Anyways, I got up and turned on the coffee maker and television set so the BBC played throughout the small city apartment I happened to inhabit. The news story that morning was not that interesting. I don't really remember what it was even about.

So as my flat began to smell of ground coffee and short term loneliness, I got in the shower. I could still sort of hear the news station from my bathroom, though I couldn't make out any words being spoken. It all sounded as if someone had tried to throw a tape recorder down the garbage disposal.

When I was done showering, I walked into my bedroom and rummaged through my closet. Nothing looked very good, though. I put on a pair of plain black skinny jeans and a light yellow shirt that made me think of spring. I don't know why I'm telling you all of this. None of this matters.
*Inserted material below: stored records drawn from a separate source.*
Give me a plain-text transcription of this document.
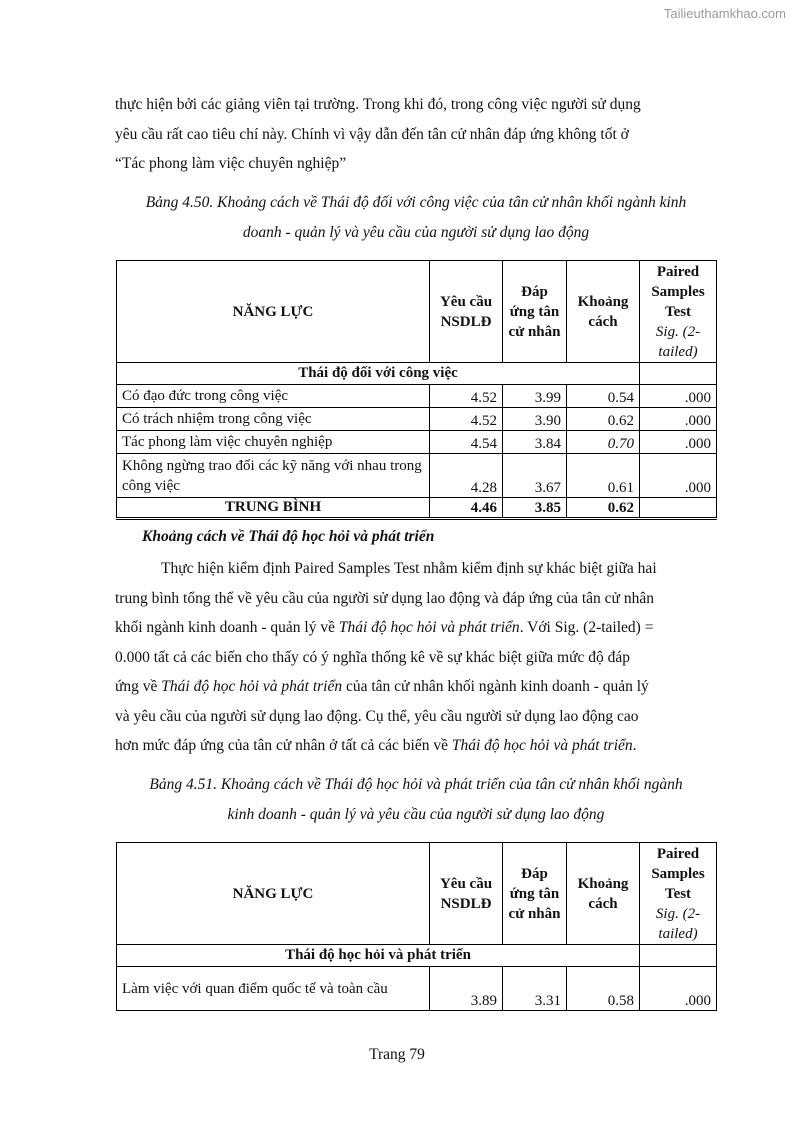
Tailieuthamkhao.com

thực hiện bởi các giảng viên tại trường. Trong khi đó, trong công việc người sử dụng
yêu cầu rất cao tiêu chí này. Chính vì vậy dẫn đến tân cử nhân đáp ứng không tốt ở
“Tác phong làm việc chuyên nghiệp”

Bảng 4.50. Khoảng cách về Thái độ đối với công việc của tân cử nhân khối ngành kinh
doanh - quản lý và yêu cầu của người sử dụng lao động

NĂNG LỰC	Yêu cầu NSDLĐ	Đáp ứng tân cử nhân	Khoảng cách	Paired Samples Test
Sig. (2-tailed)
Thái độ đối với công việc				
Có đạo đức trong công việc	4.52	3.99	0.54	.000
Có trách nhiệm trong công việc	4.52	3.90	0.62	.000
Tác phong làm việc chuyên nghiệp	4.54	3.84	0.70	.000
Không ngừng trao đổi các kỹ năng với nhau trong công việc	4.28	3.67	0.61	.000
TRUNG BÌNH	4.46	3.85	0.62	

Khoảng cách về Thái độ học hỏi và phát triển

Thực hiện kiểm định Paired Samples Test nhằm kiểm định sự khác biệt giữa hai
trung bình tổng thể về yêu cầu của người sử dụng lao động và đáp ứng của tân cử nhân
khối ngành kinh doanh - quản lý về Thái độ học hỏi và phát triển. Với Sig. (2-tailed) =
0.000 tất cả các biến cho thấy có ý nghĩa thống kê về sự khác biệt giữa mức độ đáp
ứng về Thái độ học hỏi và phát triển của tân cử nhân khối ngành kinh doanh - quản lý
và yêu cầu của người sử dụng lao động. Cụ thể, yêu cầu người sử dụng lao động cao
hơn mức đáp ứng của tân cử nhân ở tất cả các biến về Thái độ học hỏi và phát triển.

Bảng 4.51. Khoảng cách về Thái độ học hỏi và phát triển của tân cử nhân khối ngành
kinh doanh - quản lý và yêu cầu của người sử dụng lao động

NĂNG LỰC	Yêu cầu NSDLĐ	Đáp ứng tân cử nhân	Khoảng cách	Paired Samples Test
Sig. (2-tailed)
Thái độ học hỏi và phát triển				
Làm việc với quan điểm quốc tế và toàn cầu	3.89	3.31	0.58	.000
Trang 79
Nothing matters. 

By this time the coffee had been brewed, so I made a cup with creamer until the liquid turned tan and two sugar packets. I had to learn to be more gracious with creamer. I put a small bagel in the toaster and sat down to wait with my coffee on the sofa.

I'm sure I'm making you bored with my daily morning routine. I'm sure it's a lot like yours. I don't know you that well, though. I'd like to if that's alright.

I tried to focus on the news, but it was very hard because it was just so boring. I didn't eat all my bagel because I felt sick from eating so much. No matter how much I had recovered, I still had miles to go.

"It's not a sprint, it's a marathon," Dan would say anytime I became hopeless with ever getting better.

I guess he was right. I was okay for now.